This year, the barren fields of Maharashtra, Andhra Pradesh and Karnataka have seen a glimmer of hope. After years of turmoil due to crop failure and mounting debt, farmer suicides have gone down considerably.
Surprisingly, the recovery comes in a drought year.
Experts attribute this to an aggressive farm credit policy. The last two years saw soft credit flow into stressed farmhands despite the global cash crunch, a loan waiver of Rs 60,000 crore - slightly more than what India spends for its military upgrade - and an almost 50 per cent hike in minimum support prices (MSP) of major commercial crops.
All this helped ease the burden on farms, the experts said.
MSP is the price set by the government for the grain it buys, which also serves as the base price for private traders.
The suicides haven't stopped entirely but government data suggests a progressive drop between 2007 and 2009 (see box). In Maharashtra, for instance, the number of suicides went down from 627 to 259 in just a year.
"Despite the recession, farm credit targets were met," said S. Mahendra Dev, who was a member of a committee set up by the Andhra Pradesh government to probe suicides by cotton farmers between 2001 and 2003.
Dev, who currently heads the Commission of Agricultural Costs and Prices that fixes MSPs, said that in the last two years, higher MSPs also played a key role. "Support prices increased by up to 50 per cent for all major cash crops," he said.
In Maharashtra and Andhra Pradesh, the incomes of cotton growers increased by Rs 8,000 for every 10 quintals of yield per acre after MSP was hiked from Rs 1,700 in 2007 to Rs 2,500 in 2008 for small variety cotton and from Rs 1,900 to Rs 3,000 for the long staple variety.
Then came the Agriculture Debt Waiver and Debt Relief Scheme, in 2008. According to agriculture ministry figures, 3 crore small farmers and 68 lakh "other farmers" benefited from it.

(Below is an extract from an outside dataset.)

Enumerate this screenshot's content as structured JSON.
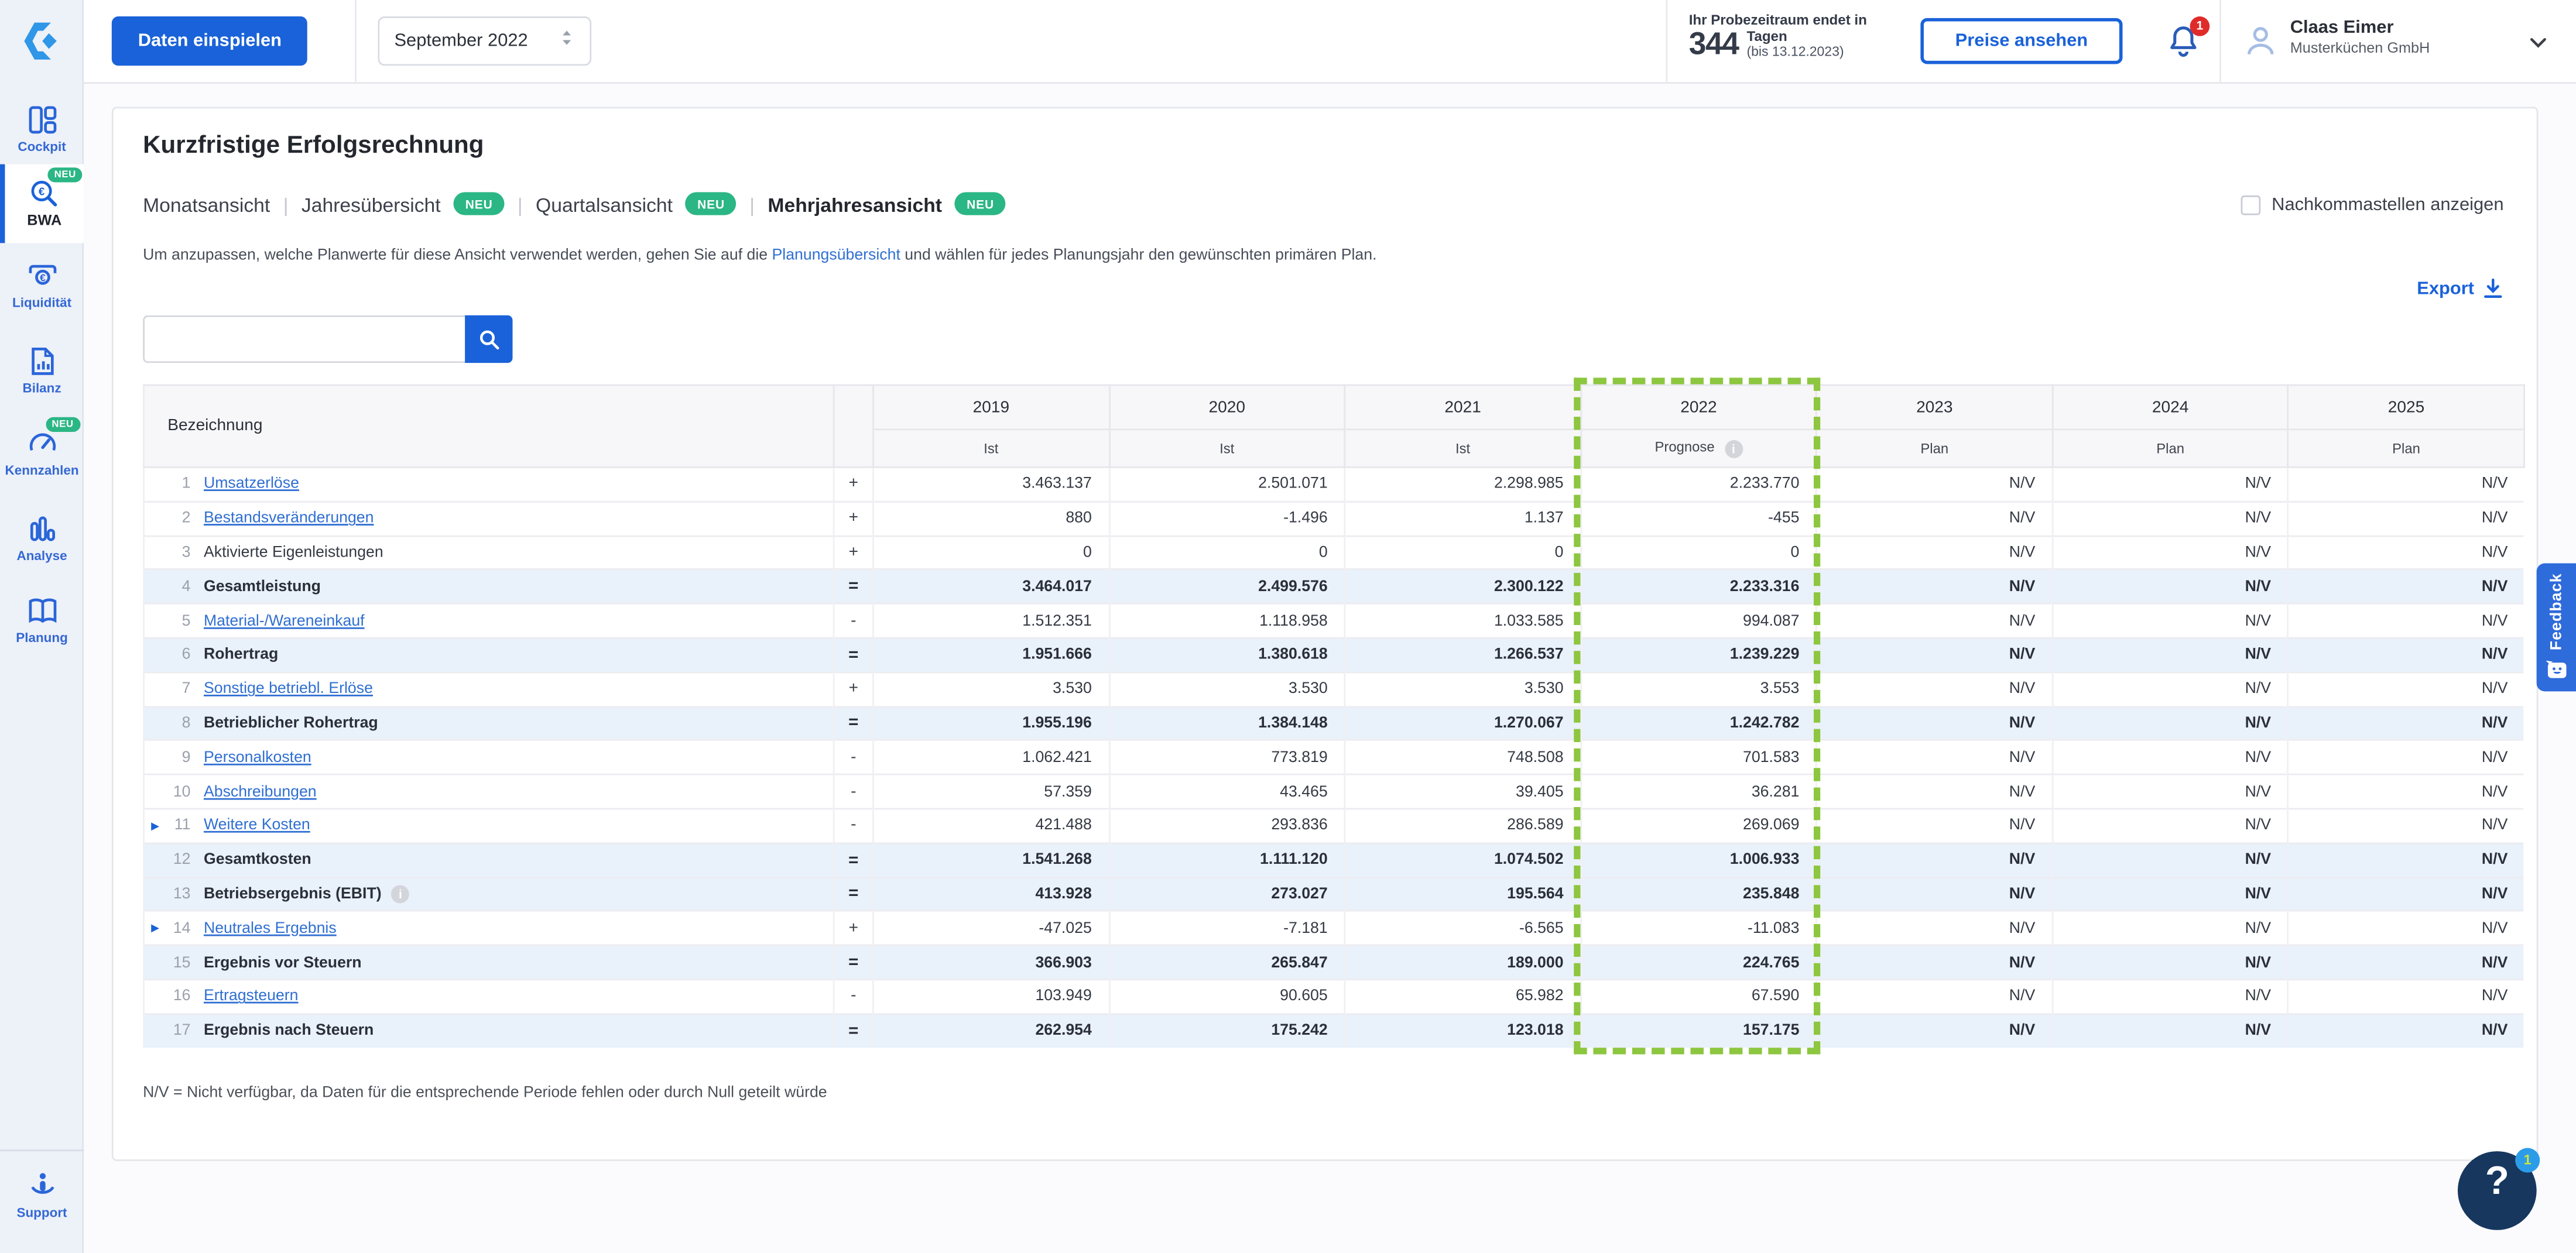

The government is disbursing funds to lending institutions in a phased manner, and has already released Rs 40,000 crore.
"Now the government has set up a task force to look into the matter of farmers who'd taken loans from private lenders and are not covered by the waiver scheme," a ministry official, who didn't want to be named, said.
According to government data, farm credit flow went up from Rs 86,981 crore in 2003-04 to Rs 2,87,149 crore in 2008-09.
From the 2006-07 kharif (summer) season, farmers have received loans up to Rs 3 lakh at 7 per cent interest. An additional subsidy of 1 per cent is being paid from this year as incentive to those repaying short-term loans on time.
Activists, however, greeted the government data with caution, saying the bulk of suicides are passed off as non-farm suicides.
"There is pressure on the administration to downplay suicides because of political, compensation implications. Suicides are continuing in Adilabad in Andhra," Kavitha Kurugnathi of the Hyderabad-based Centre for Sustainable Agriculture said.
She said district revenue officials are briefed to attribute a majority of suicides to non-agrarian causes.
But Dev responded: "We think the thrust on farm credit has definitely helped bring suicides down."